When an AI tool reads a chest X-ray and misses a tumour, the doctor who signed off on the report, not the company that built the algorithm, is the one a patient can sue for clinical negligence. That is the structural problem the Medical Protection Society, the body that defends doctors accused of wrongdoing in the UK, is now asking ministers to fix before AI use in the NHS outruns the law that governs it (the Guardian).
MPS has published a report warning that doctors and the NHS itself could face negligence claims for harm that originates in an algorithm they did not design, cannot fully inspect, and may not be allowed to override. The society's framing is pointed: under current law, the clinician is the default defendant, and MPS calls that role a "liability sink" for AI-made mistakes (the Guardian).
The pressure point is that this is no longer a hypothetical. AI tools are being deployed inside NHS clinical pathways — a development the MPS report documents — and once those tools sit inside the diagnostic pathway, an error in a model's output becomes, in legal terms, an error in the clinician's decision to rely on it. That is the gap between product behaviour and professional responsibility, and it is what the present legal framework does not separate.
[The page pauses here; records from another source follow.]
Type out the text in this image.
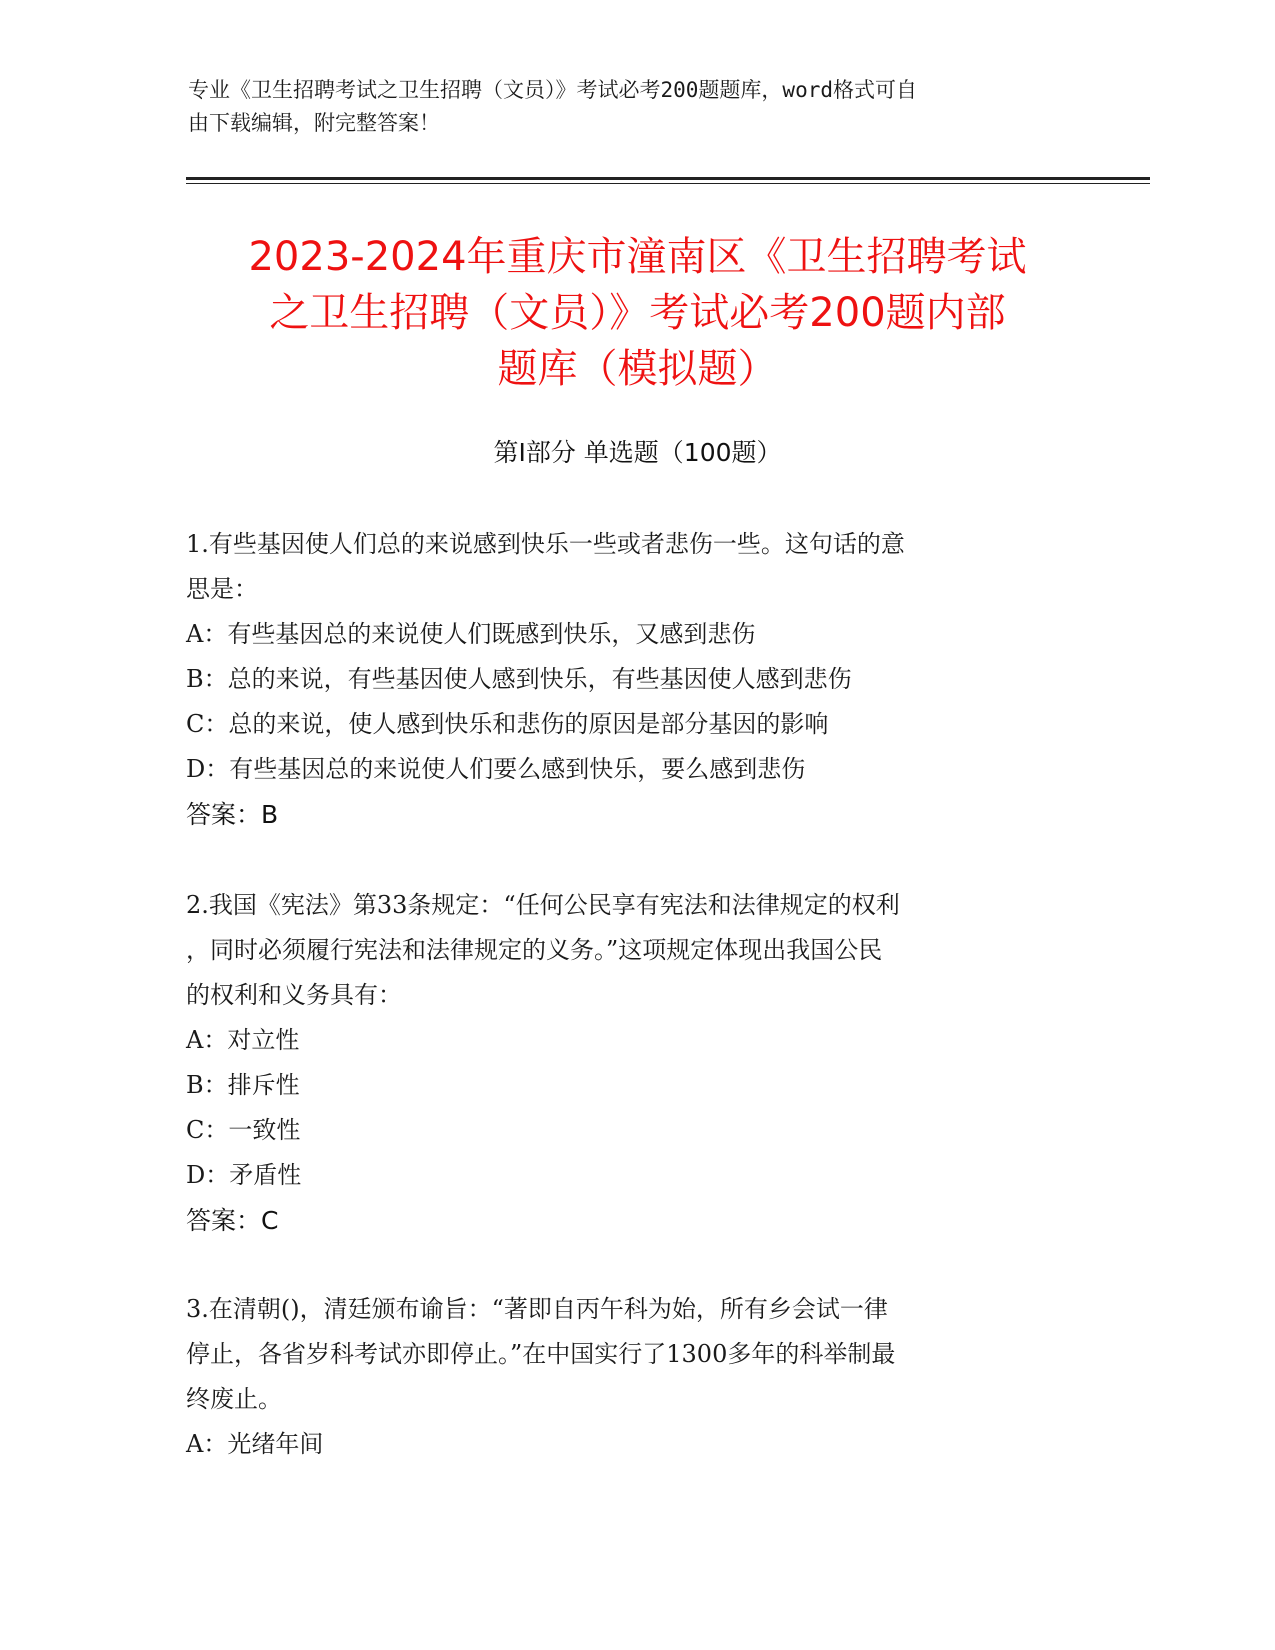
专业《卫生招聘考试之卫生招聘（文员）》考试必考200题题库，word格式可自
由下载编辑，附完整答案！
2023-2024年重庆市潼南区《卫生招聘考试
之卫生招聘（文员）》考试必考200题内部
题库（模拟题）
第Ⅰ部分 单选题（100题）
1.有些基因使人们总的来说感到快乐一些或者悲伤一些。这句话的意
思是：
A：有些基因总的来说使人们既感到快乐，又感到悲伤
B：总的来说，有些基因使人感到快乐，有些基因使人感到悲伤
C：总的来说，使人感到快乐和悲伤的原因是部分基因的影响
D：有些基因总的来说使人们要么感到快乐，要么感到悲伤
答案：B
2.我国《宪法》第33条规定：“任何公民享有宪法和法律规定的权利
，同时必须履行宪法和法律规定的义务。”这项规定体现出我国公民
的权利和义务具有：
A：对立性
B：排斥性
C：一致性
D：矛盾性
答案：C
3.在清朝()，清廷颁布谕旨：“著即自丙午科为始，所有乡会试一律
停止，各省岁科考试亦即停止。”在中国实行了1300多年的科举制最
终废止。
A：光绪年间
MPS's policy answer is to redraw that line. It wants AI tools used in medicine reclassified as products, so that when one fails, the claim travels under product liability law, against the developer, rather than under clinical negligence law, against the doctor. The shift changes three things at once: who is named in the claim, what the claimant has to prove, and who ultimately pays.
None of this is an argument against putting AI into NHS workflows. The tools are being deployed because they can speed up triage and reduce administrative load, and clinicians want them to work. The point is that adoption is outpacing the legal rails that would make adoption safe, and a clinician facing a negligence claim several years after the fact is not a sensible backstop for a vendor's quality assurance.
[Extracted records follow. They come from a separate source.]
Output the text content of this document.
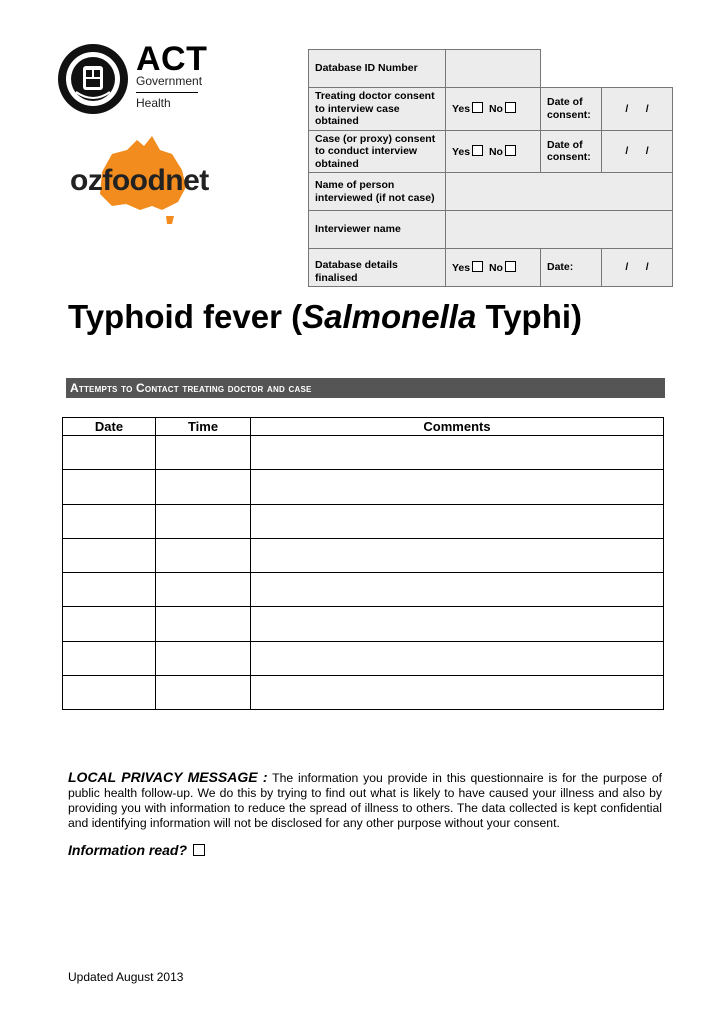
ACT
Government
Health
ozfoodnet
Database ID Number			
Treating doctor consent to interview case obtained	Yes No	Date of consent:	/      /
Case (or proxy) consent to conduct interview obtained	Yes No	Date of consent:	/      /
Name of person interviewed (if not case)			
Interviewer name			
Database details finalised	Yes No	Date:	/      /
Typhoid fever (Salmonella Typhi)
Attempts to Contact treating doctor and case
Date	Time	Comments

LOCAL PRIVACY MESSAGE : The information you provide in this questionnaire is for the purpose of public health follow-up. We do this by trying to find out what is likely to have caused your illness and also by providing you with information to reduce the spread of illness to others. The data collected is kept confidential and identifying information will not be disclosed for any other purpose without your consent.
Information read?
Updated August 2013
What is still missing is a government response. MPS speaks for the workforce side of the risk, but patients retain a non-negotiable right to recourse when something goes wrong. The design question for ministers is therefore not whether to extend liability, but to whom: how fault is assigned when an AI system is part of a clinical pathway, what audit trails clinicians and vendors will be required to keep, and what indemnity arrangements follow from reclassification. Until those answers are on the page, the law will keep routing the consequences of an algorithmic mistake to the person with the least control over the algorithm.